Le Parti libéral du Canada est sur le point de passer haut la main son premier test électoral depuis l'arrivée en poste de son nouveau chef Justin Trudeau.

Les sondages donnent une avance de plus de 30% à la candidate libérale Yvonne Jones, dans l'élection partielle qui se tient aujourd'hui dans la circonscription de Labrador. Cette vaste circonscription couvre l'ensemble du territoire du même nom, à l'est du Québec.

La campagne a été déclenchée par la démission du ministre conservateur Peter Penashue. Élections Canada a découvert de nombreuses contributions illégales dans ses états financiers de la dernière campagne électorale, qu'il a remportée par une marge de moins de 100 votes.

Ce serait donc un retour aux sources pour les habitants de la presqu'île, qui ont élu quasi systématiquement des députés libéraux depuis l'entrée de Terre-Neuve-et-Labrador dans la Confédération, il y a plus de 60 ans.

La victoire du politicien innu, un leader de longue date au sein de sa communauté, avait été attribuée en partie aux efforts déployés par les conservateurs fédéraux pour faire une percée dans la province où ils avaient été blanchis en 2008. L'ancien premier ministre terre-neuvien Dany Williams y avait mis sur pied une féroce campagne anti-Harper pour protester contre certaines de ses décisions.

L'argument principal de Stephen Harper en 2011 était une promesse de garantie de prêt pour permettre au projet hydroélectrique de Muskrat Falls d'aller de l'avant. Mais ce financement ne fait pas l'unanimité, même au Labrador où se trouvera la future centrale.

Lors d'un entretien téléphonique avec La Presse, l'auteur et chroniqueur du Labrador Michael Johansen a noté que le scandale des contributions électorales reçues par Peter Penashue a pu influencer l'attitude des électeurs et les intentions de vote. Les enjeux de la campagne ont été principalement locaux, a cependant ajouté le collaborateur du Telegram de Saint-Jean de Terre-Neuve, dont la pénurie de logements, les problèmes des transports... et le projet hydroélectrique du Bas Churchill. «Tous les chemins mènent à Muskrat Falls», a-t-il lancé.

Un effet Trudeau?

La popularité actuelle de Justin Trudeau, qui surfe lui-même sur sa propre vague de succès dans les sondages, a pu aider sa candidate Yvonne Jones, mais de manière plus marginale, estime M. Johansen. «C'est comme les décorations sur un gâteau... Ça aide à le rendre plus attrayant, mais il est déjà assez sucré!»

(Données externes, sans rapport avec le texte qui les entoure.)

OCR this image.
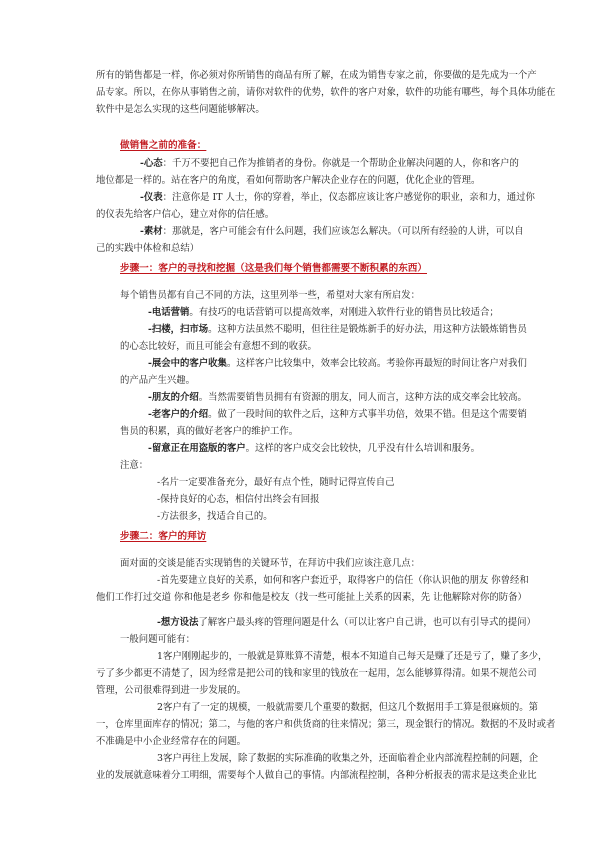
所有的销售都是一样，你必须对你所销售的商品有所了解，在成为销售专家之前，你要做的是先成为一个产
品专家。所以，在你从事销售之前，请你对软件的优势，软件的客户对象，软件的功能有哪些，每个具体功能在
软件中是怎么实现的这些问题能够解决。
做销售之前的准备：
-心态：千万不要把自己作为推销者的身份。你就是一个帮助企业解决问题的人，你和客户的
地位都是一样的。站在客户的角度，看如何帮助客户解决企业存在的问题，优化企业的管理。
-仪表：注意你是 IT 人士，你的穿着，举止，仪态都应该让客户感觉你的职业，亲和力，通过你
的仪表先给客户信心，建立对你的信任感。
-素材：那就是，客户可能会有什么问题，我们应该怎么解决。（可以所有经验的人讲，可以自
己的实践中体检和总结）
步骤一：客户的寻找和挖掘（这是我们每个销售都需要不断积累的东西）
每个销售员都有自己不同的方法，这里列举一些，希望对大家有所启发：
-电话营销。有技巧的电话营销可以提高效率，对刚进入软件行业的销售员比较适合；
-扫楼，扫市场。这种方法虽然不聪明，但往往是锻炼新手的好办法，用这种方法锻炼销售员
的心态比较好，而且可能会有意想不到的收获。
-展会中的客户收集。这样客户比较集中，效率会比较高。考验你再最短的时间让客户对我们
的产品产生兴趣。
-朋友的介绍。当然需要销售员拥有有资源的朋友，同人而言，这种方法的成交率会比较高。
-老客户的介绍。做了一段时间的软件之后，这种方式事半功倍，效果不错。但是这个需要销
售员的积累，真的做好老客户的维护工作。
-留意正在用盗版的客户。这样的客户成交会比较快，几乎没有什么培训和服务。
注意：
-名片一定要准备充分，最好有点个性，随时记得宣传自己
-保持良好的心态，相信付出终会有回报
-方法很多，找适合自己的。
步骤二：客户的拜访
面对面的交谈是能否实现销售的关键环节，在拜访中我们应该注意几点：
-首先要建立良好的关系，如何和客户套近乎，取得客户的信任（你认识他的朋友 你曾经和
他们工作打过交道 你和他是老乡 你和他是校友（找一些可能扯上关系的因素，先 让他解除对你的防备）
-想方设法了解客户最头疼的管理问题是什么（可以让客户自己讲，也可以有引导式的提问）
一般问题可能有：
1客户刚刚起步的，一般就是算账算不清楚，根本不知道自己每天是赚了还是亏了，赚了多少，
亏了多少都更不清楚了，因为经常是把公司的钱和家里的钱放在一起用，怎么能够算得清。如果不规范公司
管理，公司很难得到进一步发展的。
2客户有了一定的规模，一般就需要几个重要的数据，但这几个数据用手工算是很麻烦的。第
一，仓库里面库存的情况；第二，与他的客户和供货商的往来情况；第三，现金银行的情况。数据的不及时或者
不准确是中小企业经常存在的问题。
3客户再往上发展，除了数据的实际准确的收集之外，还面临着企业内部流程控制的问题，企
业的发展就意味着分工明细，需要每个人做自己的事情。内部流程控制，各种分析报表的需求是这类企业比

Yvonne Jones, une doyenne à la Chambre d'assemblée avec 17 ans d'expérience, est bien connue dans la province. Cette notoriété semble avoir joué en sa faveur, et en la défaveur du candidat du NPD. Le jeune Harry Borlase a récolté de 10 à 17% dans les derniers sondages publiés, tandis que Mme Jones se maintenait à environ 60%. M. Penashue, pour sa part, ne récolte que 20 et 29% des intentions de vote.

Un effet Trudeau? À Ottawa la semaine dernière, le nouveau chef libéral a préféré parler des premiers signes d'un soulèvement anticonservateur. «C'est une première occasion pour les Canadiens d'envoyer un message extrêmement clair à M. Harper, que la façon qu'il fait de la politique n'est plus acceptable», a-t-il dit.

Et même si tout est encore possible, le spectre de la division du vote, brandi par la chef du Parti vert Elizabeth May au début des élections, semble ne s'être jamais réellement matérialisé. Mme May avait invité son homologue néo-démocrate Thomas Mulcair à faire comme elle et à ne pas opposer de candidat aux libéraux pour éviter une autre victoire conservatrice. Une offre rejetée par M. Mulcair, qui n'avait toujours pas baissé les bras la semaine dernière - du moins publiquement. «Je ne connais qu'une seule méthode lorsqu'il s'agit de concours électoraux: c'est de travailler d'arrache-pied», a-t-il dit mercredi.